Every so often we ask District staff: Every so often we ask District staff: Where is your favorite place on District lands? Land Management Specialist Douglas Voltolina from the District’s Bureau of Land Resources, gives us his answer.
District Land Management Specialist Doug Voltolina chose the District’s River Lakes Conservation Area in Brevard and Osceola counties as his favorite District property. Its wild meadows and river views transport him to an earlier time in Florida.
He finds his favorite places among ‘old Florida’ marshes
Doug Voltolina stands atop a remnant of a levee, pointing to a cluster of trees in the distance that marks an ancient shell midden (an ancient trash heap used by native Americans) known as Moccasin Island. Further out, one can see a ribbon of blue where the St. Johns River widens to become Lake Winder.
Voltolina is sharing one of his favorite “quiet places” at the St. Johns River Water Management District’s River Lakes Conservation Area, a sprawling property covering nearly 40,000 acres in Brevard and Osceola counties.
Less than four miles east, visitors to River Lakes must navigate the logjam of traffic in Viera, one of the fastest-growing communities in Florida. The contrast between Viera and River Lakes is stark. For Voltolina, it’s the closest thing to time travel.
“The Ais (native Indian) people used Moccasin Island as one of their stops along the St. Johns River for hundreds of years,” Voltolina says. “There’s so much history along this stretch of the river. This is old Florida. We’re seeing the landscape that the native people saw over the course of a millennium.”
If you need a good mechanic, find the guy with grease under his fingernails; by the same token, if you’re seeking advice on an ideal natural area to visit, talk to the guy who has helped manage District lands for 24 years.

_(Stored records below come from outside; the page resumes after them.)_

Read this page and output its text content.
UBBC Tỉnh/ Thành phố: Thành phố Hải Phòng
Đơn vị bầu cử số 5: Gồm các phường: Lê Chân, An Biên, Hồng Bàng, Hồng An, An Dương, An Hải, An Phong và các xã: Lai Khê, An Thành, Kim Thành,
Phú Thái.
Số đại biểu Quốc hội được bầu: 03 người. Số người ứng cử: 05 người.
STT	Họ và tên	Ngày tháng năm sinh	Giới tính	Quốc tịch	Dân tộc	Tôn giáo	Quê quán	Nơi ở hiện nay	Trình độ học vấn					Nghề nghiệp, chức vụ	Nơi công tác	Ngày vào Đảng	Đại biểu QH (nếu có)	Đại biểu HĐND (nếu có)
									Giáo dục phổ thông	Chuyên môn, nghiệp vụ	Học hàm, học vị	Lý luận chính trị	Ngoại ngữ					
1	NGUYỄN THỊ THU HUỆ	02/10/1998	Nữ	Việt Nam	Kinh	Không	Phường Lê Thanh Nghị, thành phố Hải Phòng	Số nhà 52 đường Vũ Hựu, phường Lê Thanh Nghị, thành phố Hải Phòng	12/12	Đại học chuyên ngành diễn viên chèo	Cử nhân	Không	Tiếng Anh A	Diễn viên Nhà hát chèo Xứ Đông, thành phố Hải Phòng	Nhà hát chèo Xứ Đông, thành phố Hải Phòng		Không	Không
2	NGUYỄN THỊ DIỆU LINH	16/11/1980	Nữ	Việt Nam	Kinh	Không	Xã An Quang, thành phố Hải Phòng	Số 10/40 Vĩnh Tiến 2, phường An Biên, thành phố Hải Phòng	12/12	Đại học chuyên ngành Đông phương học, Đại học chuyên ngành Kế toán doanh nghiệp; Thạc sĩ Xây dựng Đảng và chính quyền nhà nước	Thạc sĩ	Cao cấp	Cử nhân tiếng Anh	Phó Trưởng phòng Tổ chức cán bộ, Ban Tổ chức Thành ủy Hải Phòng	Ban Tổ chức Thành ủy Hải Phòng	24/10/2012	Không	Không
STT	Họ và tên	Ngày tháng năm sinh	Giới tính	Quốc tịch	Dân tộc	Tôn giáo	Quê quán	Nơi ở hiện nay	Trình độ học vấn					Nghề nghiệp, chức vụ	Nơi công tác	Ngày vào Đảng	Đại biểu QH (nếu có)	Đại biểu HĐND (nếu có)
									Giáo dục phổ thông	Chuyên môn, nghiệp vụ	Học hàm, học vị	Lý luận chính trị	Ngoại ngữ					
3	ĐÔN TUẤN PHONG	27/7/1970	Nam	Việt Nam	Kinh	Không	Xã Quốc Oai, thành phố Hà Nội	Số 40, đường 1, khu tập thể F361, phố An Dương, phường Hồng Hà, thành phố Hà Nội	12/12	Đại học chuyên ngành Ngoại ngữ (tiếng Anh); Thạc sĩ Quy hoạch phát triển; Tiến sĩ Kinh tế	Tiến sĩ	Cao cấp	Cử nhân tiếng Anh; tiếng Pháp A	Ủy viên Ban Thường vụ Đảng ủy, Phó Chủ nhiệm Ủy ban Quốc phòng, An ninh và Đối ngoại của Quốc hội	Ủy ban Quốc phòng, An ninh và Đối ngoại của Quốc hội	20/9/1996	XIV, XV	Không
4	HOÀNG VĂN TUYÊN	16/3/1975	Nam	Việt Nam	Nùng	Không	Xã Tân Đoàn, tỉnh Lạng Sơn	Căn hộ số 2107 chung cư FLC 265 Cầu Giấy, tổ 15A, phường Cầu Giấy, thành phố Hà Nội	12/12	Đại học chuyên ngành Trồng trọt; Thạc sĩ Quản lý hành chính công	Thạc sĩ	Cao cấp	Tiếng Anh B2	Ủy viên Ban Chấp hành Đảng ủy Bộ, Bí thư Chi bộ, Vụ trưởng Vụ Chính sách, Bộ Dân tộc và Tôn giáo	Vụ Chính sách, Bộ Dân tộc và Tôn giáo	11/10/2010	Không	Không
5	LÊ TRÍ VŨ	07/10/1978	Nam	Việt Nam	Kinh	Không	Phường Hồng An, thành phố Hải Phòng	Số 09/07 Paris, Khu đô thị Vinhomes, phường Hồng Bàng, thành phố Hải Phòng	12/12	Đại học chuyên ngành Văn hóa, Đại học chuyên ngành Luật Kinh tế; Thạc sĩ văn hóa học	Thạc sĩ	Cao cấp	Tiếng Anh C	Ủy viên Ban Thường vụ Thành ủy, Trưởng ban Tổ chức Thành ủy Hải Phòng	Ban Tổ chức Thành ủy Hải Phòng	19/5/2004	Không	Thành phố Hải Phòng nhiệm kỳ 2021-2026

“It’s all about the vista,” he says, noting the pink-and-white marsh mallows in full blush. “Just north of us, this is a part of Florida that people drive through on their way to the coast or to the theme parks. And they’re never going to see this, which is kind of sad.”
Looking west toward a copse of trees known as Moccasin Island in River Lakes Conservation Area in Brevard County.
Passionate about his job, Voltolina can’t help explaining the District’s role in maintaining the health of the floodplain spread out before him.
“I love burning this place,” he says. “We’ve prescribed burned this marsh regularly for the last 15 years and it shows. It’s healthy and thriving. Invasive plants have been kept under control. I look at the work we’ve done out here over the years and know we’ve saved the natural areas and provided 14,000 acres of flood protection by removing most of this old levee we’re standing on.”
Voltolina is eager to share another favorite location that requires a short drive in his truck. He travels slowly along a grassy access road, pointing out a deer and later, a sandhill crane, in a vast field of tall grass dotted with cabbage palms.
“You’ll see cattle out here,” he says. “The Duda family founded Viera, but they still run cattle out here. Like I said, it’s like going back in time 100 years. You’ll see wood storks, bald eagles and Florida softshell turtles. Maybe even a wild hog or a wild turkey. There’s nothing wrong with old Florida.”
Voltolina unlocks a gate and drives west until he reaches an enchanting oak hammock. He turns right and enters a wide serpentine trail through the trees. The oaks filter the late morning sun through wisps of Spanish moss, shafts of light playing on the hood of the truck.
A picture postcard scene comes into view, timeless and slightly haunting. Here, the placid St. Johns River slightly narrows, its waters lapping along the muddy shore beneath the oaks. A newly built wooden pavilion sits empty, promising visitors a moment of solitude and introspection.
But Voltolina isn’t focused on the scenery. It’s something else.
“Listen,” Voltolina says. The normally chatty outdoorsman is silent. He doesn’t move. The only sound is the wind passing through the Spanish moss. Another gust passes through the trees and it sounds like a gentle wave, rolling and softly breaking.
“You can’t even hear an airplane overhead and there isn’t a car for miles around. And anyone can come here and enjoy this. This is the beauty of public land. It’s for all of us.”